In accepting the grant from OSF, Romero outlined immediate next steps the ACLU will take:
Bring transparency to the current crisis by assembling and disclosing state and local data around who is behind bars, for how long, and for what offenses
Select 3 to 5 key states for 2016 action—those with the largest prison populations, most egregious sentencing, and a history of playing a consequential role in the election of the next president
Build state capacity in early primary and battleground states such as Florida, Iowa, New Hampshire, and Colorado.
The announcement of increased funding for mass incarceration reform comes just days after a ballot measure – Proposition 47 – passed by an overwhelming 58% majority in California.

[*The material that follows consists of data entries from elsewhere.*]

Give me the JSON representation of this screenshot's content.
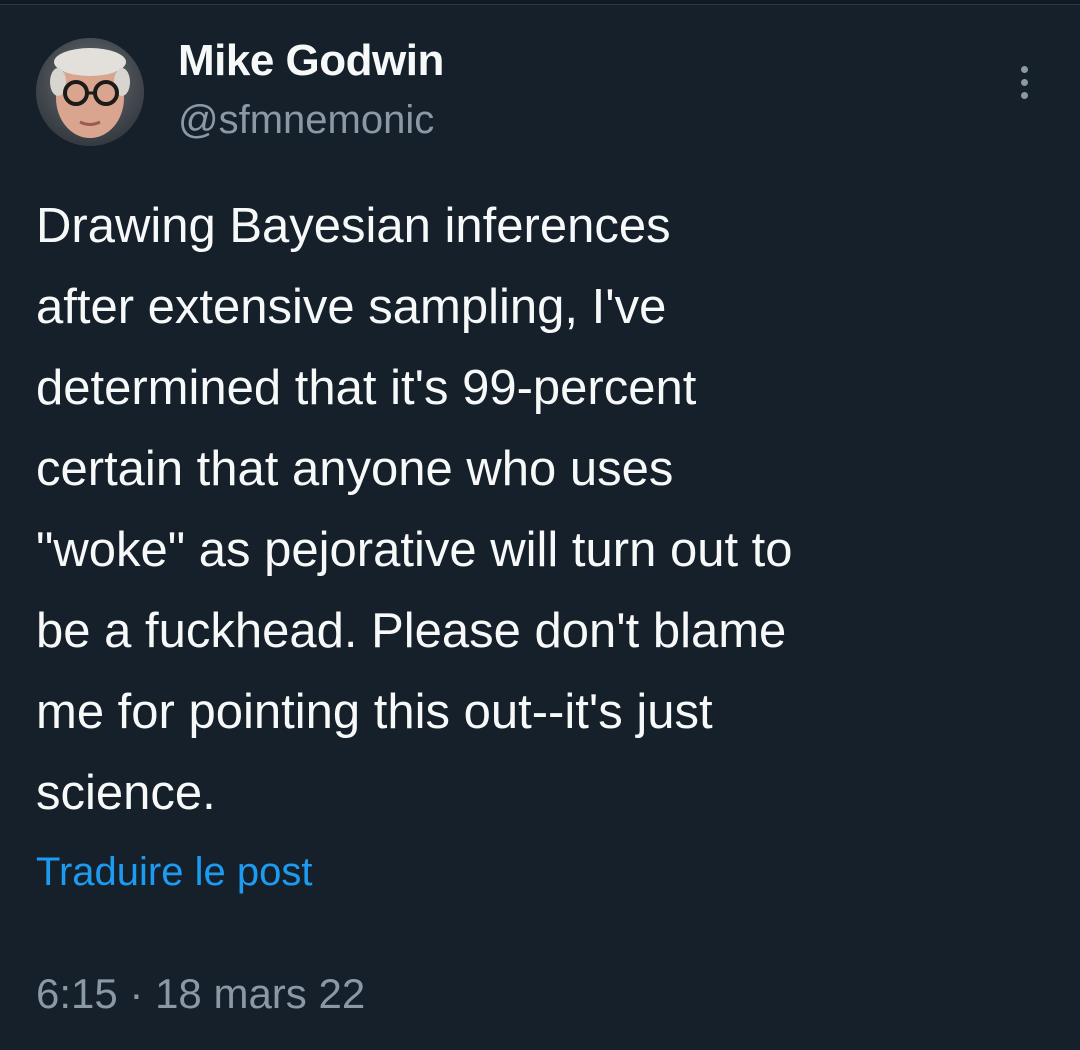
{
  "author": {
    "name": "Mike Godwin",
    "handle": "@sfmnemonic",
    "avatar_icon": "profile-photo-avatar"
  },
  "menu": {
    "icon": "more-options-icon"
  },
  "tweet": {
    "text": "Drawing Bayesian inferences\nafter extensive sampling, I've\ndetermined that it's 99-percent\ncertain that anyone who uses\n\"woke\" as pejorative will turn out to\nbe a fuckhead. Please don't blame\nme for pointing this out--it's just\nscience.",
    "translate_label": "Traduire le post",
    "timestamp": "6:15 · 18 mars 22"
  },
  "colors": {
    "background": "#15202b",
    "text_primary": "#f7f9f9",
    "text_secondary": "#8b98a5",
    "link": "#1d9bf0"
  }
}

The measure, which the ACLU aided with a $3.5 million investment, lowers personal drug use and small-scale property crimes from felonies to misdemeanors, and distributes the criminal justice savings to substance abuse and mental health treatment, anti-truancy programs, and victims’ services. Approximately 15,000 to 20,000 people will likely be eligible for re-sentencing and release from either state prison or county jail.
Former speaker of the House of Representatives Newt Gingrich, Senator Rand Paul and California businessman B. Wayne Hughes, Jr. also supported Prop. 47. The ACLU intends to tap into this type of bipartisan support with its broader campaign against mass incarceration, using this donation as a primer for increased political action on both the state and national level.

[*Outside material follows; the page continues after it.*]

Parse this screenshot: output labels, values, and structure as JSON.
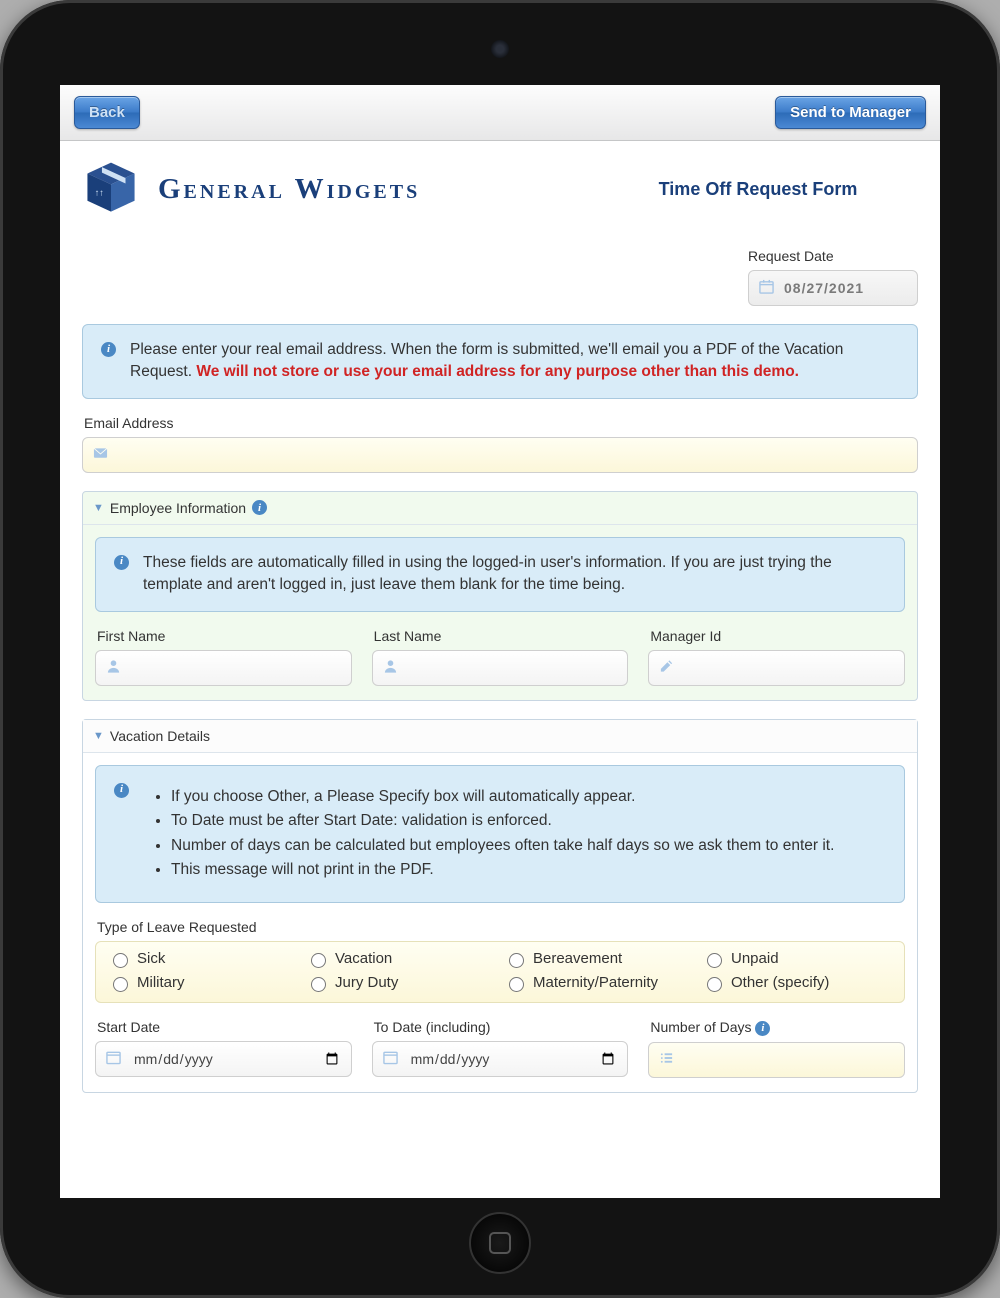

Romero also announced that Alison Holcomb, architect of the ACLU of Washington’s marijuana legislation, who directed the statewide campaign to pass it, will serve as the national director of the ACLU Campaign to End Mass Incarceration. Holcomb was also involved in the state legislature’s passage of a 911 Good Samaritan drug overdose prevention bill and the launch of Seattle and King County’s innovative pre-booking diversion program, Law Enforcement Assisted Diversion (LEAD).
“We’ve had 40 years of widening the criminal justice net too far and have relied too heavily on punishment to address social and health problems,” Holcomb said. “We’ve drained coffers and cut people off from jobs, housing, and family stability – the very things they need to succeed in society.”
Romero concludes: “This exceptionally generous grant from the Open Society Foundations allows us and our partners to break the cycle that has destroyed families and devastated communities, by righting this source of injustice and ending mass incarceration.”